The worlds of LGBT visibility and technology innovation came together for a national summit at the White House on Monday.
The Obama administration hosted the second White House LGBTQ Tech & Innovation Summit, which brought together more than 170 LGBT identified coders, designers and tech community organizers to address some of the nation’s toughest challenges using technology solutions.
U.S. Chief Technology Officer Megan Smith represented the Obama administration in addressing the summit. In remarks before attendees in the Eisenhower Executive Office Building, Smith said technology experts are needed in the highest levels of government.
“Something that the president is really trying to do is bring technical people and lift those extraordinary technical people who are already here up to have more of a voice in architecture and how to do things and make us much more cross-functional,” Smith said.
Those who attended the summit told the Washington Blade they wanted to take part to network with other LGBT tech experts and broaden their understanding of issues.
Among the attendees was Vivienne Ming, who’s transgender and the vice-chair of StartOut, a national LGBT entrepreneur group.
The 43-year-old resident of Berkeley, Calif., said she participated because her organization is “deeply involved” in LGBT entrepreneurship and facilitating business development for other marginalized groups.
“I think what grabbed me the most was the diversity of representation,” Ming said. “I think that when we talk about entrepreneurship and issues like that, there is a very understandable focus — even in LGBT — on rich, gay, white men. And it’s been a knock on the movement in that space for a ling time.”

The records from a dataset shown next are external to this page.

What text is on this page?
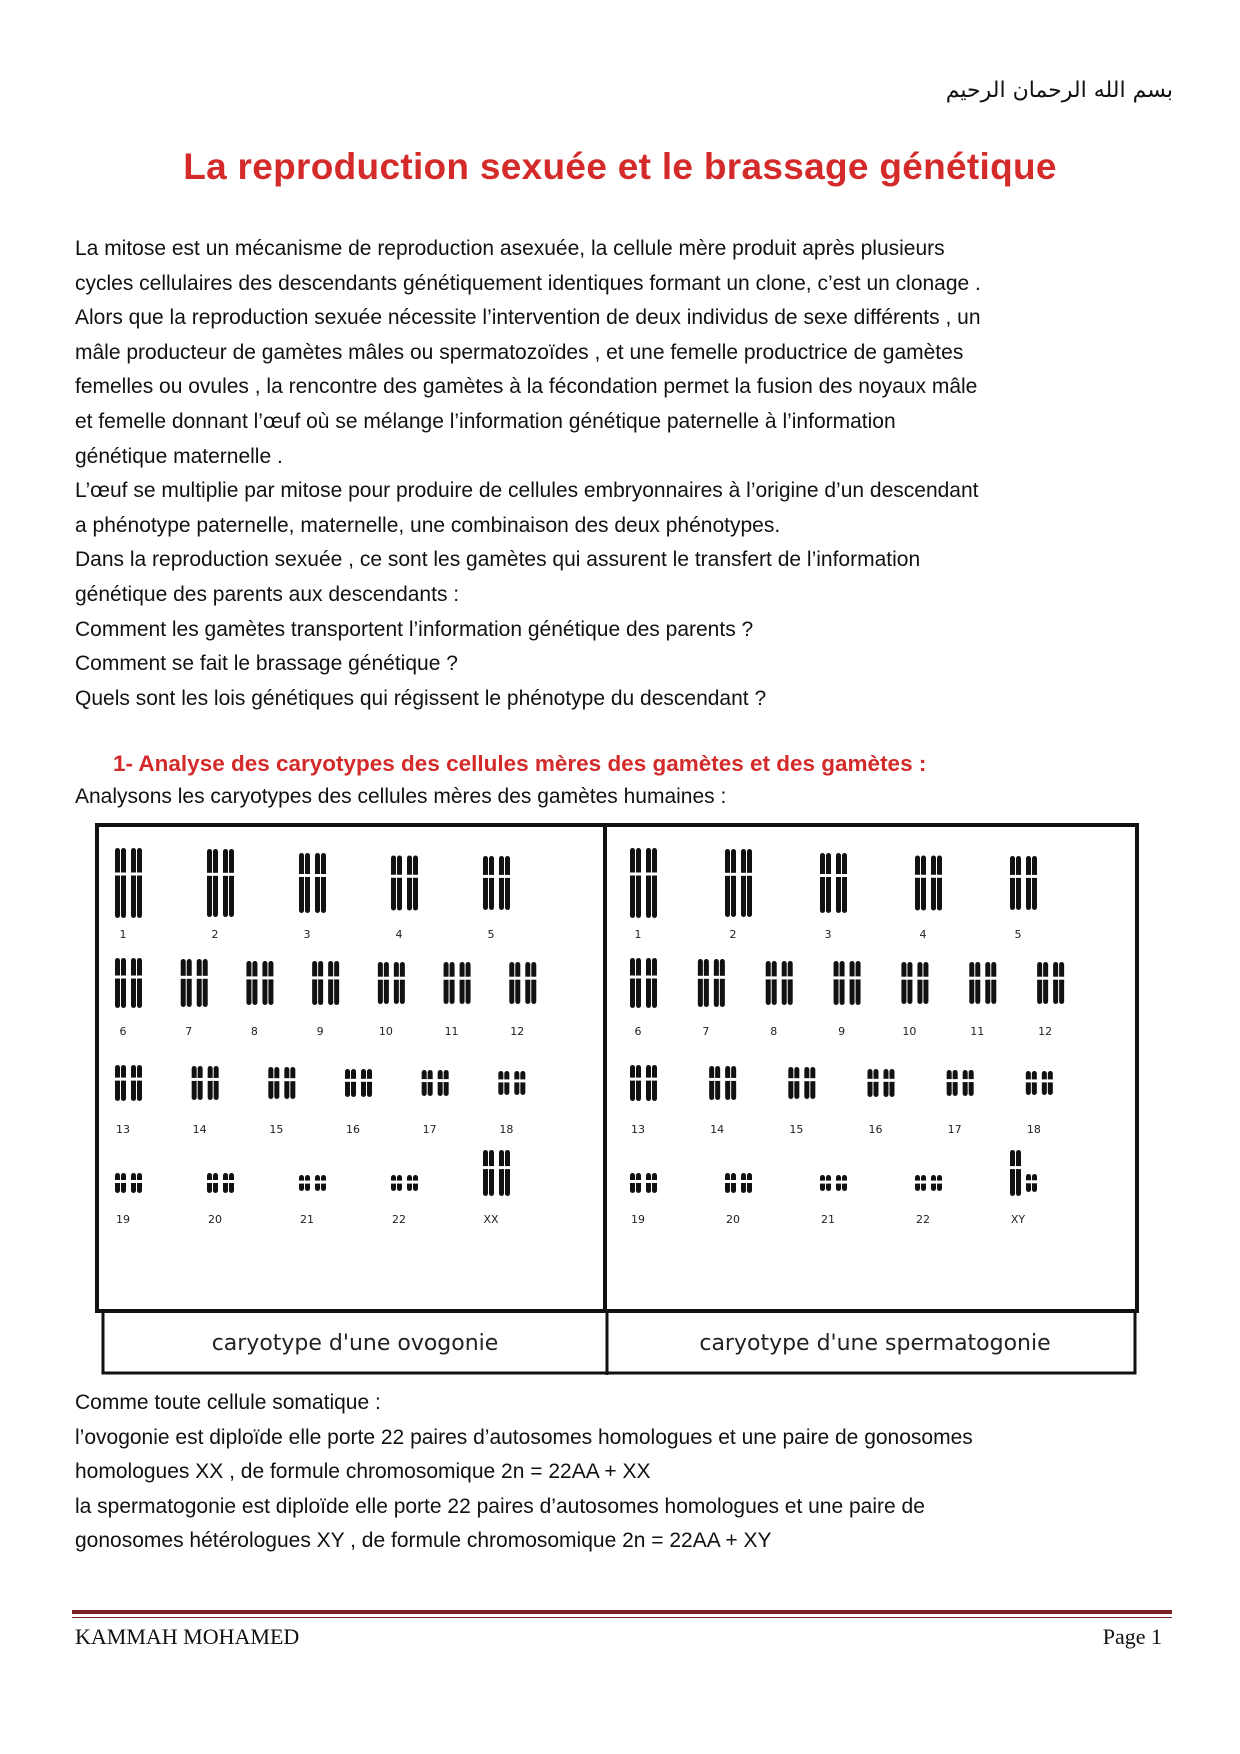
بسم الله الرحمان الرحيم
La reproduction sexuée et le brassage génétique

La mitose est un mécanisme de reproduction asexuée, la cellule mère produit après plusieurs

cycles cellulaires des descendants génétiquement identiques formant un clone, c’est un clonage .

Alors que la reproduction sexuée nécessite l’intervention de deux individus de sexe différents , un

mâle producteur de gamètes mâles ou spermatozoïdes , et une femelle productrice de gamètes

femelles ou ovules , la rencontre des gamètes à la fécondation permet la fusion des noyaux mâle

et femelle donnant l’œuf où se mélange l’information génétique paternelle à l’information

génétique maternelle .

L’œuf se multiplie par mitose pour produire de cellules embryonnaires à l’origine d’un descendant

a phénotype paternelle, maternelle, une combinaison des deux phénotypes.

Dans la reproduction sexuée , ce sont les gamètes qui assurent le transfert de l’information

génétique des parents aux descendants :

Comment les gamètes transportent l’information génétique des parents ?

Comment se fait le brassage génétique ?

Quels sont les lois génétiques qui régissent le phénotype du descendant ?

1- Analyse des caryotypes des cellules mères des gamètes et des gamètes :
Analysons les caryotypes des cellules mères des gamètes humaines :
1	2	3	4	5
6	7	8	9	10	11	12
13	14	15	16	17	18
19	20	21	22	XX
1	2	3	4	5
6	7	8	9	10	11	12
13	14	15	16	17	18
19	20	21	22	XY
caryotype d'une ovogonie	caryotype d'une spermatogonie

Comme toute cellule somatique :

l’ovogonie est diploïde elle porte 22 paires d’autosomes homologues et une paire de gonosomes

homologues XX , de formule chromosomique 2n = 22AA + XX

la spermatogonie est diploïde elle porte 22 paires d’autosomes homologues et une paire de

gonosomes hétérologues XY , de formule chromosomique 2n = 22AA + XY

KAMMAH MOHAMED	Page 1
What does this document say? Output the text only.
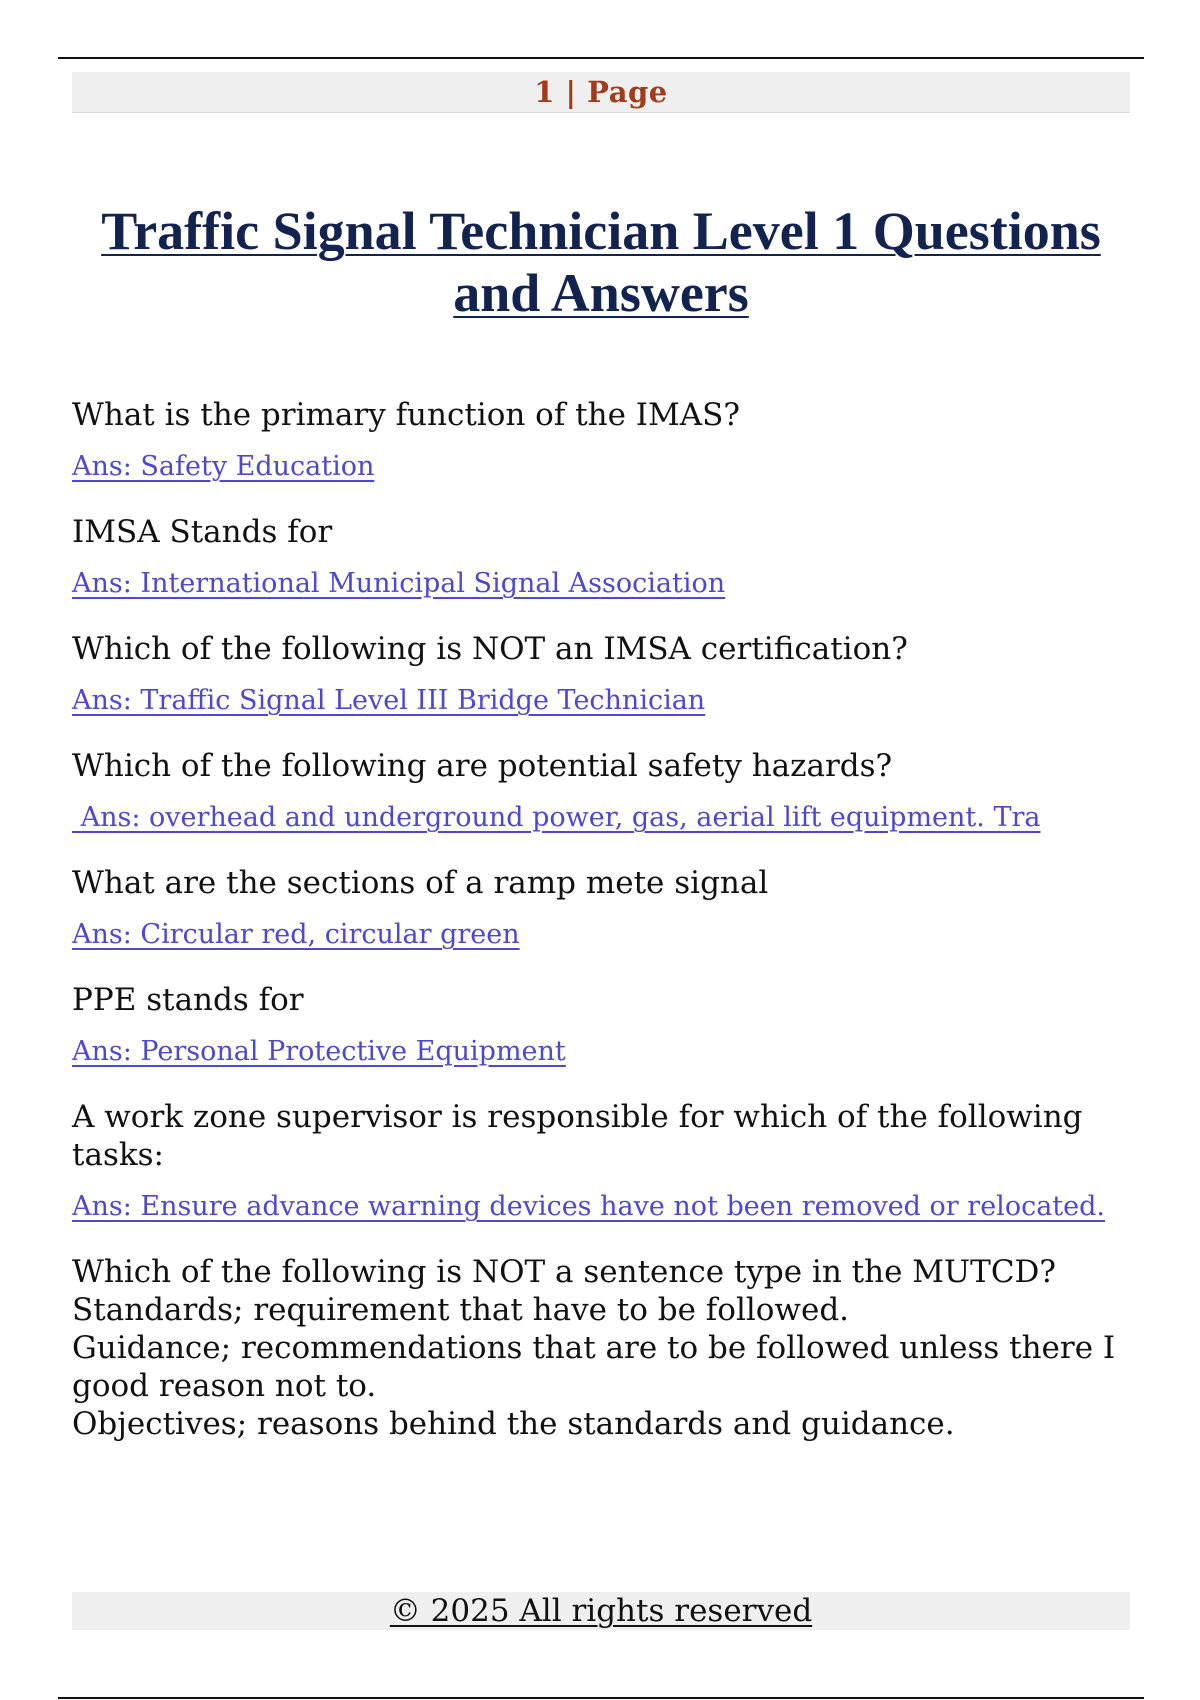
1 | Page
Traffic Signal Technician Level 1 Questions and Answers

What is the primary function of the IMAS?

Ans: Safety Education

IMSA Stands for

Ans: International Municipal Signal Association

Which of the following is NOT an IMSA certification?

Ans: Traffic Signal Level III Bridge Technician

Which of the following are potential safety hazards?

Ans: overhead and underground power, gas, aerial lift equipment. Tra

What are the sections of a ramp mete signal

Ans: Circular red, circular green

PPE stands for

Ans: Personal Protective Equipment

A work zone supervisor is responsible for which of the following tasks:

Ans: Ensure advance warning devices have not been removed or relocated.

Which of the following is NOT a sentence type in the MUTCD?
Standards; requirement that have to be followed.
Guidance; recommendations that are to be followed unless there I good reason not to.
Objectives; reasons behind the standards and guidance.

© 2025 All rights reserved
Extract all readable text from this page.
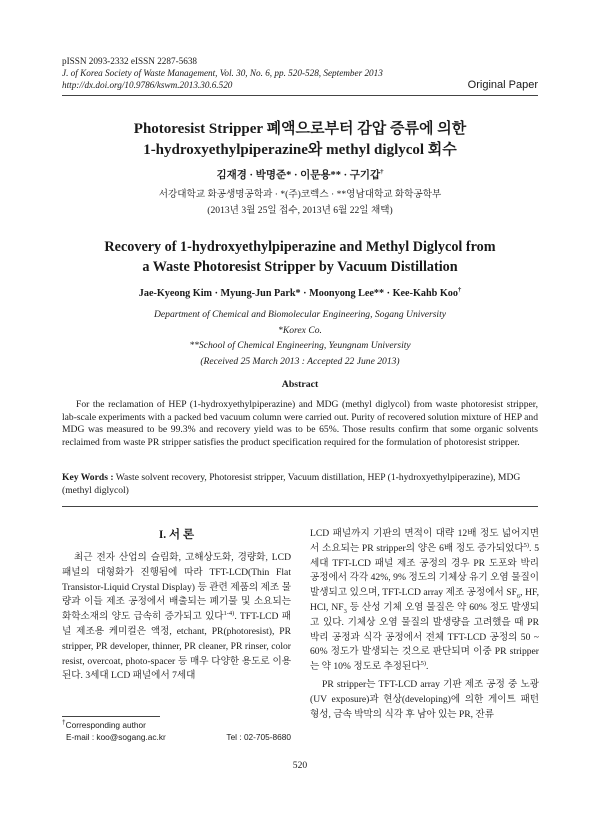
pISSN 2093-2332 eISSN 2287-5638
J. of Korea Society of Waste Management, Vol. 30, No. 6, pp. 520-528, September 2013
http://dx.doi.org/10.9786/kswm.2013.30.6.520	Original Paper
Photoresist Stripper 폐액으로부터 감압 증류에 의한
1-hydroxyethylpiperazine와 methyl diglycol 회수
김재경 · 박명준* · 이문용** · 구기갑†
서강대학교 화공생명공학과 · *(주)코렉스 · **영남대학교 화학공학부
(2013년 3월 25일 접수, 2013년 6월 22일 채택)
Recovery of 1-hydroxyethylpiperazine and Methyl Diglycol from
a Waste Photoresist Stripper by Vacuum Distillation
Jae-Kyeong Kim · Myung-Jun Park* · Moonyong Lee** · Kee-Kahb Koo†
Department of Chemical and Biomolecular Engineering, Sogang University
*Korex Co.
**School of Chemical Engineering, Yeungnam University
(Received 25 March 2013 : Accepted 22 June 2013)
Abstract
For the reclamation of HEP (1-hydroxyethylpiperazine) and MDG (methyl diglycol) from waste photoresist stripper, lab-scale experiments with a packed bed vacuum column were carried out. Purity of recovered solution mixture of HEP and MDG was measured to be 99.3% and recovery yield was to be 65%. Those results confirm that some organic solvents reclaimed from waste PR stripper satisfies the product specification required for the formulation of photoresist stripper.
Key Words : Waste solvent recovery, Photoresist stripper, Vacuum distillation, HEP (1-hydroxyethylpiperazine), MDG (methyl diglycol)
I. 서 론

최근 전자 산업의 슬림화, 고해상도화, 경량화, LCD 패널의 대형화가 진행됨에 따라 TFT-LCD(Thin Flat Transistor-Liquid Crystal Display) 등 관련 제품의 제조 물량과 이들 제조 공정에서 배출되는 폐기물 및 소요되는 화학소재의 양도 급속히 증가되고 있다$^{1-4)}$. TFT-LCD 패널 제조용 케미컬은 액정, etchant, PR(photoresist), PR stripper, PR developer, thinner, PR cleaner, PR rinser, color resist, overcoat, photo-spacer 등 매우 다양한 용도로 이용된다. 3세대 LCD 패널에서 7세대

LCD 패널까지 기판의 면적이 대략 12배 정도 넓어지면서 소요되는 PR stripper의 양은 6배 정도 증가되었다$^{5)}$. 5세대 TFT-LCD 패널 제조 공정의 경우 PR 도포와 박리 공정에서 각각 42%, 9% 정도의 기체상 유기 오염 물질이 발생되고 있으며, TFT-LCD array 제조 공정에서 $SF_6$, HF, HCl, $NF_3$ 등 산성 기체 오염 물질은 약 60% 정도 발생되고 있다. 기체상 오염 물질의 발생량을 고려했을 때 PR 박리 공정과 식각 공정에서 전체 TFT-LCD 공정의 50 ~ 60% 정도가 발생되는 것으로 판단되며 이중 PR stripper는 약 10% 정도로 추정된다$^{5)}$.

PR stripper는 TFT-LCD array 기판 제조 공정 중 노광(UV exposure)과 현상(developing)에 의한 게이트 패턴 형성, 금속 박막의 식각 후 남아 있는 PR, 잔류

†Corresponding author
E-mail : koo@sogang.ac.kr	Tel : 02-705-8680
520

Ming added “the faces, the body shapes, the identities expressed” at the summit helped dispel the image of the LGBT movement as being centered on white, gay males.
Tiffany Dockery, a 27-year-old lesbian and project manager for a tech company in Seattle, said she came to the summit because the intersection between progressive ideas and technology is important.
“I think that there’s ways in which you kind of lose the dreamer aspect working in the private sector or just working on products to ship,” Dockery said. “When it’s not a ‘social good’ aspect, then I think the biggest takeaway is dreaming is important.”
The event marked the second time the White House hosted the LGBT tech summit. The first summit took place a year ago in July.
Katie Tomezako, a 29-year-old lesbian from West Hartford, Conn., said she wanted to take part in the summit because the LGBT community can seem small in her home state.
Tomezako recalled taking part in a criminal justice breakout session during the event. The biggest take away? “We can do this. We can make a change.”
“It was inspiring,” Tomezako said. “It was a lot of diverse backgrounds and some people who had been very personally affected by the criminal justice system and people who hadn’t. That we both came together very interested and very passionate about this same issue was both compelling and motivating.”